Public-health experts debate whether it's over, "or whether it realistically can ever be," Jacobson and Cercone report. "There is no official arbiter for making that decision, and the word “over” suggests a finality that is not well suited for describing a pathogen that will exist in some form indefinitely. However, we found broad agreement among infectious-disease specialists that the pandemic by now is 'under control.' . . . Life for many Americans is much closer to the pre-pandemic norm, with virtually all schools open, concerts and restaurants well attended, and travel back to its typical level. . . . The level of U.S. deaths from Covid is lower today than it has been during most of the pandemic, and it has been that way since the spring. Notably, the number of 'excess deaths' is also down. That’s a metric that gauges how many more deaths are occurring beyond the long-term average for that time of year. . . . Hospitalization has held steady recently at some of the lowest rates of the pandemic. And even this level may overstate the virus’s impact; routine testing upon admission often detects cases that are asymptomatic and largely coincidental to the reason a patient is admitted."
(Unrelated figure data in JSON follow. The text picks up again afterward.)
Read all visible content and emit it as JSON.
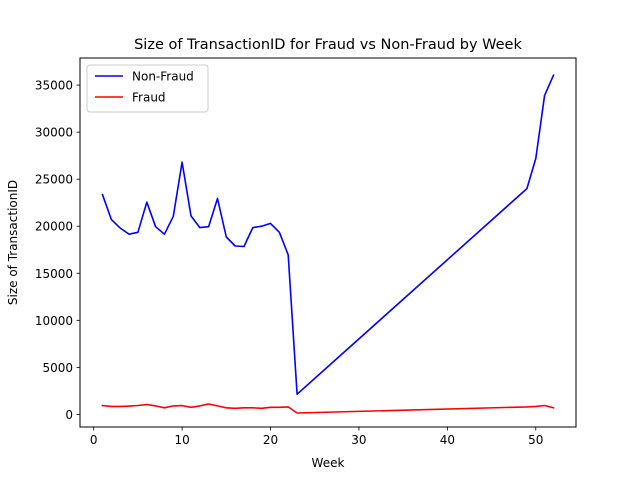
{
  "chart_data": {
    "type": "line",
    "title": "Size of TransactionID for Fraud vs Non-Fraud by Week",
    "xlabel": "Week",
    "ylabel": "Size of TransactionID",
    "xlim": [
      -1.55,
      54.55
    ],
    "ylim": [
      -1340,
      37880
    ],
    "xticks": [
      0,
      10,
      20,
      30,
      40,
      50
    ],
    "yticks": [
      0,
      5000,
      10000,
      15000,
      20000,
      25000,
      30000,
      35000
    ],
    "grid": false,
    "legend_position": "top-left",
    "series": [
      {
        "name": "Non-Fraud",
        "color": "#0000ff",
        "x": [
          1,
          2,
          3,
          4,
          5,
          6,
          7,
          8,
          9,
          10,
          11,
          12,
          13,
          14,
          15,
          16,
          17,
          18,
          19,
          20,
          21,
          22,
          23,
          49,
          50,
          51,
          52
        ],
        "y": [
          23350,
          20700,
          19800,
          19150,
          19350,
          22550,
          19950,
          19150,
          21050,
          26800,
          21100,
          19850,
          19950,
          22950,
          18850,
          17900,
          17850,
          19850,
          20000,
          20300,
          19350,
          16950,
          2150,
          24000,
          27200,
          33900,
          36050
        ]
      },
      {
        "name": "Fraud",
        "color": "#ff0000",
        "x": [
          1,
          2,
          3,
          4,
          5,
          6,
          7,
          8,
          9,
          10,
          11,
          12,
          13,
          14,
          15,
          16,
          17,
          18,
          19,
          20,
          21,
          22,
          23,
          49,
          50,
          51,
          52
        ],
        "y": [
          950,
          850,
          850,
          880,
          950,
          1050,
          900,
          700,
          900,
          930,
          750,
          900,
          1100,
          900,
          700,
          650,
          700,
          700,
          650,
          750,
          750,
          800,
          150,
          800,
          850,
          950,
          700
        ]
      }
    ]
  }
}
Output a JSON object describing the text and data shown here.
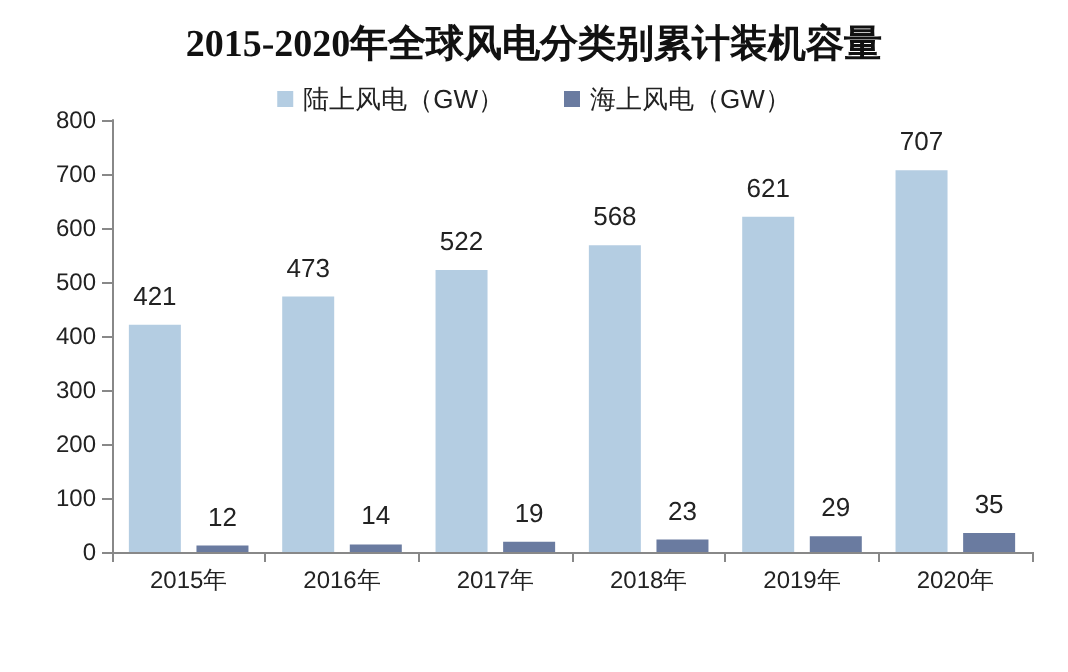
{
  "chart_data": {
    "type": "bar",
    "title": "2015-2020年全球风电分类别累计装机容量",
    "categories": [
      "2015年",
      "2016年",
      "2017年",
      "2018年",
      "2019年",
      "2020年"
    ],
    "series": [
      {
        "name": "陆上风电（GW）",
        "color": "#b4cde2",
        "values": [
          421,
          473,
          522,
          568,
          621,
          707
        ]
      },
      {
        "name": "海上风电（GW）",
        "color": "#6a7ba0",
        "values": [
          12,
          14,
          19,
          23,
          29,
          35
        ]
      }
    ],
    "ylim": [
      0,
      800
    ],
    "yticks": [
      0,
      100,
      200,
      300,
      400,
      500,
      600,
      700,
      800
    ],
    "grid": false,
    "legend": "top",
    "data_labels": true
  }
}
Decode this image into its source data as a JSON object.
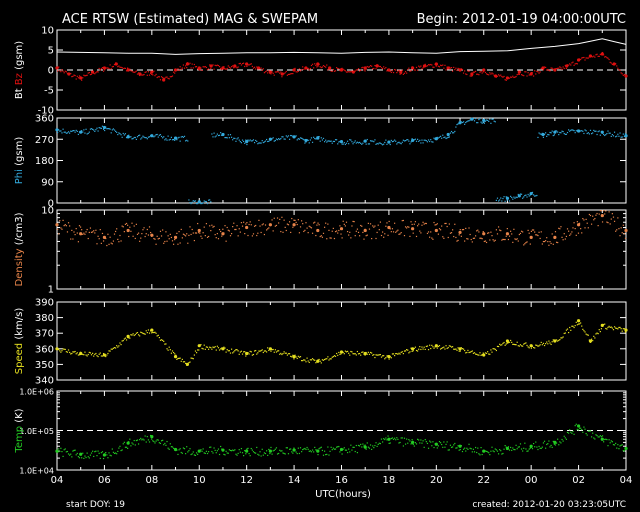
{
  "header": {
    "title": "ACE RTSW (Estimated) MAG & SWEPAM",
    "begin": "Begin: 2012-01-19 04:00:00UTC"
  },
  "footer": {
    "start_doy": "start DOY:  19",
    "created": "created: 2012-01-20 03:23:05UTC"
  },
  "colors": {
    "background": "#000000",
    "axes": "#ffffff",
    "bt": "#ffffff",
    "bz": "#e01010",
    "phi": "#33aadd",
    "density": "#e8844a",
    "speed": "#e6e020",
    "temp": "#22cc22"
  },
  "chart_data": {
    "type": "scatter",
    "x_axis": {
      "label": "UTC(hours)",
      "tick_labels": [
        "04",
        "06",
        "08",
        "10",
        "12",
        "14",
        "16",
        "18",
        "20",
        "22",
        "00",
        "02",
        "04"
      ],
      "range_hours": [
        0,
        24
      ]
    },
    "panels": [
      {
        "id": "mag",
        "ylabel_parts": [
          {
            "text": "Bt",
            "color": "#ffffff"
          },
          {
            "text": "Bz",
            "color": "#e01010"
          },
          {
            "text": "(gsm)",
            "color": "#ffffff"
          }
        ],
        "scale": "linear",
        "ylim": [
          -10,
          10
        ],
        "ticks": [
          10,
          5,
          0,
          -5,
          -10
        ],
        "tick_labels": [
          "10",
          "5",
          "0",
          "-5",
          "-10"
        ],
        "dashed_reference": 0,
        "series": [
          {
            "name": "Bt",
            "color": "#ffffff",
            "style": "line",
            "x": [
              0,
              1,
              2,
              3,
              4,
              5,
              6,
              7,
              8,
              9,
              10,
              11,
              12,
              13,
              14,
              15,
              16,
              17,
              18,
              19,
              20,
              21,
              22,
              22.5,
              23,
              23.5,
              24
            ],
            "values": [
              4.5,
              4.4,
              4.3,
              4.2,
              4.2,
              3.9,
              4.1,
              4.2,
              4.3,
              4.3,
              4.4,
              4.3,
              4.2,
              4.4,
              4.5,
              4.3,
              4.2,
              4.6,
              4.7,
              4.8,
              5.4,
              5.9,
              6.6,
              7.2,
              7.8,
              7.1,
              6.4
            ]
          },
          {
            "name": "Bz",
            "color": "#e01010",
            "style": "scatter",
            "x": [
              0,
              0.5,
              1,
              1.5,
              2,
              2.5,
              3,
              3.5,
              4,
              4.5,
              5,
              5.5,
              6,
              6.5,
              7,
              7.5,
              8,
              8.5,
              9,
              9.5,
              10,
              10.5,
              11,
              11.5,
              12,
              12.5,
              13,
              13.5,
              14,
              14.5,
              15,
              15.5,
              16,
              16.5,
              17,
              17.5,
              18,
              18.5,
              19,
              19.5,
              20,
              20.5,
              21,
              21.5,
              22,
              22.5,
              23,
              23.5,
              24
            ],
            "values": [
              0.5,
              -1,
              -2,
              -0.5,
              0.5,
              1.5,
              0,
              -1,
              -0.5,
              -2.5,
              0,
              1.5,
              0.5,
              1,
              0.5,
              1,
              1.5,
              0.5,
              -0.5,
              -1,
              0,
              0.5,
              1.5,
              0.5,
              0,
              -0.5,
              0.5,
              1,
              0,
              -0.5,
              0.5,
              1,
              1.5,
              0.5,
              0,
              -1,
              0,
              -1.5,
              -2,
              -0.5,
              -1,
              0.5,
              0,
              1,
              2.5,
              3.5,
              4,
              1.5,
              -1.5
            ]
          }
        ]
      },
      {
        "id": "phi",
        "ylabel_parts": [
          {
            "text": "Phi",
            "color": "#33aadd"
          },
          {
            "text": "(gsm)",
            "color": "#ffffff"
          }
        ],
        "scale": "linear",
        "ylim": [
          0,
          360
        ],
        "ticks": [
          360,
          270,
          180,
          90,
          0
        ],
        "tick_labels": [
          "360",
          "270",
          "180",
          "90",
          "0"
        ],
        "series": [
          {
            "name": "Phi",
            "color": "#33aadd",
            "style": "scatter",
            "x": [
              0,
              1,
              2,
              3,
              4,
              5,
              6,
              7,
              8,
              9,
              10,
              10.5,
              11,
              12,
              13,
              14,
              15,
              16,
              16.5,
              17,
              17.5,
              18,
              19,
              19.5,
              20,
              20.5,
              21,
              22,
              23,
              24
            ],
            "values": [
              310,
              300,
              320,
              280,
              285,
              275,
              5,
              290,
              260,
              270,
              280,
              265,
              275,
              260,
              262,
              258,
              265,
              272,
              290,
              340,
              355,
              350,
              20,
              30,
              40,
              290,
              300,
              305,
              300,
              285
            ]
          }
        ]
      },
      {
        "id": "density",
        "ylabel_parts": [
          {
            "text": "Density",
            "color": "#e8844a"
          },
          {
            "text": "(/cm3)",
            "color": "#ffffff"
          }
        ],
        "scale": "log",
        "ylim": [
          1,
          10
        ],
        "ticks": [
          10,
          1
        ],
        "tick_labels": [
          "10",
          "1"
        ],
        "series": [
          {
            "name": "Density",
            "color": "#e8844a",
            "style": "scatter",
            "x": [
              0,
              1,
              2,
              3,
              4,
              5,
              6,
              7,
              8,
              9,
              10,
              11,
              12,
              13,
              14,
              15,
              16,
              17,
              18,
              19,
              20,
              21,
              22,
              23,
              24
            ],
            "values": [
              6.5,
              5,
              4.5,
              5.5,
              4.8,
              4.5,
              5.5,
              5,
              6,
              6.5,
              6.5,
              5.5,
              5.8,
              5.5,
              6,
              5.8,
              5.5,
              5.2,
              5,
              5,
              4.5,
              4.5,
              6.5,
              8.5,
              5.5
            ]
          }
        ]
      },
      {
        "id": "speed",
        "ylabel_parts": [
          {
            "text": "Speed",
            "color": "#e6e020"
          },
          {
            "text": "(km/s)",
            "color": "#ffffff"
          }
        ],
        "scale": "linear",
        "ylim": [
          340,
          390
        ],
        "ticks": [
          390,
          380,
          370,
          360,
          350,
          340
        ],
        "tick_labels": [
          "390",
          "380",
          "370",
          "360",
          "350",
          "340"
        ],
        "series": [
          {
            "name": "Speed",
            "color": "#e6e020",
            "style": "scatter",
            "x": [
              0,
              1,
              2,
              3,
              4,
              5,
              5.5,
              6,
              7,
              8,
              9,
              10,
              11,
              12,
              13,
              14,
              15,
              16,
              17,
              18,
              19,
              20,
              21,
              22,
              22.5,
              23,
              24
            ],
            "values": [
              360,
              357,
              356,
              368,
              372,
              355,
              350,
              362,
              360,
              357,
              360,
              355,
              352,
              358,
              357,
              355,
              360,
              362,
              360,
              356,
              365,
              362,
              365,
              378,
              365,
              375,
              372
            ]
          }
        ]
      },
      {
        "id": "temp",
        "ylabel_parts": [
          {
            "text": "Temp",
            "color": "#22cc22"
          },
          {
            "text": "(K)",
            "color": "#ffffff"
          }
        ],
        "scale": "log",
        "ylim": [
          10000,
          1000000
        ],
        "ticks": [
          1000000,
          100000,
          10000
        ],
        "tick_labels": [
          "1.0E+06",
          "1.0E+05",
          "1.0E+04"
        ],
        "dashed_reference": 100000,
        "series": [
          {
            "name": "Temp",
            "color": "#22cc22",
            "style": "scatter",
            "x": [
              0,
              1,
              2,
              3,
              4,
              5,
              6,
              7,
              8,
              9,
              10,
              11,
              12,
              13,
              14,
              15,
              16,
              17,
              18,
              19,
              20,
              21,
              22,
              23,
              24
            ],
            "values": [
              30000,
              25000,
              24000,
              48000,
              70000,
              33000,
              30000,
              32000,
              30000,
              30000,
              32000,
              30000,
              33000,
              38000,
              60000,
              50000,
              45000,
              40000,
              30000,
              35000,
              40000,
              50000,
              130000,
              60000,
              35000
            ]
          }
        ]
      }
    ]
  }
}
But “under control” doesn’t mean minimal cost, say some experts, such as Babak Javid, an associate professor in the division of experimental medicine at the University of California, San Francisco: “The degree of protection afforded by the current vaccines available, especially to the most vulnerable, is of limited duration, and nonfatal outcomes from Covid can still have knock-on consequences to the population health.” That's called “long covid,” and it affects nearly one in five Americans who have had Covid-19.
"'Under control' suggests progress on keeping further spread within modest limits," Jacobson and Cercone conclude. "It does not mean that people haven’t lost loved ones or felt continuing effects from the virus; clearly, they have." And that's especially true in some rural places.